Robust Representation of Attended Speech in Human Brain with Implications for ASR – Nima Mesgarani (University of California, San Francisco)
Humans possess a remarkable ability to attend to a single speaker’s voice in a multi-talker background. How the auditory system manages to extract intelligible speech under such acoustically complex and adverse listening conditions is not known, and indeed, it is not clear how attended speech is internally represented. Here, using multi-electrode recordings from the cortex of epileptic patients engaged in a listening task with two simultaneous speakers, we demonstrate that population responses in the temporal lobe faithfully encode critical features of attended speech: speech spectrograms reconstructed based on cortical responses to the mixture of speakers reveal salient spectral and temporal features of the attended speaker, as if listening to that speaker alone. Therefore, a simple classifier trained solely on examples of single speakers can decode both attended words and speaker identity. We find that task performance is well predicted by a rapid increase in attention-modulated neural selectivity across both local single-electrode and population-level cortical responses. These findings demonstrate that the temporal lobe cortical representation of speech does not merely reflect the external acoustic environment, but instead correlates to the perceptual aspects relevant for the listener’s intended goal. An engineering approach for ASR that is inspired by a model of this process is shown to improve recognition accuracy in new noisy conditions.

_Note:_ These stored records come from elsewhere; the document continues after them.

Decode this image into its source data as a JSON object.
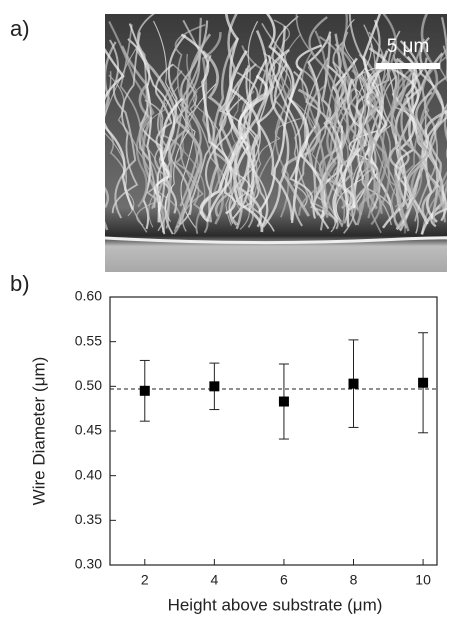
{
  "panel_a": {
    "label": "a)",
    "scale_bar": "5 μm"
  },
  "chart_data": {
    "type": "scatter",
    "panel_label": "b)",
    "x_label": "Height above substrate (μm)",
    "y_label": "Wire Diameter (μm)",
    "x": [
      2,
      4,
      6,
      8,
      10
    ],
    "values": [
      0.495,
      0.5,
      0.483,
      0.503,
      0.504
    ],
    "errors": [
      0.034,
      0.026,
      0.042,
      0.049,
      0.056
    ],
    "color": "#000000",
    "reference_line": 0.497,
    "xlim": [
      1,
      10.4
    ],
    "ylim": [
      0.3,
      0.6
    ],
    "xticks": [
      2,
      4,
      6,
      8,
      10
    ],
    "yticks": [
      {
        "value": 0.3,
        "label": "0.30"
      },
      {
        "value": 0.35,
        "label": "0.35"
      },
      {
        "value": 0.4,
        "label": "0.40"
      },
      {
        "value": 0.45,
        "label": "0.45"
      },
      {
        "value": 0.5,
        "label": "0.50"
      },
      {
        "value": 0.55,
        "label": "0.55"
      },
      {
        "value": 0.6,
        "label": "0.60"
      }
    ]
  }
}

Nima Mesgarani is a postdoctoral scholar at the department of neurological surgeries of University of California San Francisco. He received his Ph.D. in electrical engineering from University of Maryland College Park. He was a postdoctoral fellow at Center for Speech and Language processing at Johns Hopkins University prior to joining UCSF. His research interests include studying the representation of speech in brain and its implications for speech processing technologies.